Our carbon rails are oval (cross-section: 7mm wide, either 9 or 10mm high). All top-down rail clamps should work, while specific 7x9 or 7x10 clamp ears for side-loading clamps are necessary (check with seatpost manufacturer). Our 7x9 rails have a weight limit of 180lbs (80kg), while the 7x10 ones have a limit of 210lbs (95kg). Metal rails have a limit of 240lbs (110kg).
Tall rails have height similar to other saddles in the market. They provide additional clearance during installation and may be necessary in cases where the seatpost bolts are long. Short rails result in a lower saddle stack height which may be more aesthetically pleasing. All our metal rails are tall.
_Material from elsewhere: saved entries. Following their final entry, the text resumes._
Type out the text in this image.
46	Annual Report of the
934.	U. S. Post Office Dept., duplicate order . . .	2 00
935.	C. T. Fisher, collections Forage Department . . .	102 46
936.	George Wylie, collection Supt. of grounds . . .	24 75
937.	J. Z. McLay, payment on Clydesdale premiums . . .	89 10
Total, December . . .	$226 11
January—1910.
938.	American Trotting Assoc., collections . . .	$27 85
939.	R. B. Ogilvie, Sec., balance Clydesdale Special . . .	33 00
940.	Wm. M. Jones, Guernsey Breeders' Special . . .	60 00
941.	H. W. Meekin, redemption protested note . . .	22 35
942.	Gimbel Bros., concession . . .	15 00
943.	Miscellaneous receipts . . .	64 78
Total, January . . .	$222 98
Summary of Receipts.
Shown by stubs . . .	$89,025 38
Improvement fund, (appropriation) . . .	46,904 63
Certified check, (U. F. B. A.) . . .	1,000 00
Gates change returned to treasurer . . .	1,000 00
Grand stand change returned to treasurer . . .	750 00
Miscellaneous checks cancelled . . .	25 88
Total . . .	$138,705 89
There are two types of saddle graphics: angled, and vertical. Both include three elements: a team logo, nationality, and rider name. The difference is the location of the elements: for angled, the elements are situated on the right saddle wing whereas they are arranged in a stripe across the saddle center for vertical.
(a) Team logo: You provide the URL (e.g. http://www.path.to.logo.com/logo.png) of a publicly accessible image which will be inserted here. This URL can be obtained by right-clicking on the image in a web browser and selecting the option similar to "copy image location".
To test, paste the copied URL in a new browser window. Only the image itself should appear. In the case of online services such as Dropbox, the image may be surrounded by a service-specific window, which will cause the image retrieval to fail.
To use your own image, you can upload to a sharing/social site like Facebook or Google Photos, then use the URL from there.
Depending on the aspect ratio, the logo may be rotated for a better fit. It will then be scaled proportionally to fit the available vertical space.
If the resulting image does not fill the width of the region,
the remaining background will be filled with the image's
edge pixels. For instance, using the image
(b) Nationality: The flag corresponding to your nationality appears here.
(c) Rider name: Your name appears here. For instance, if you are John Smith, "J. Smith" is an option.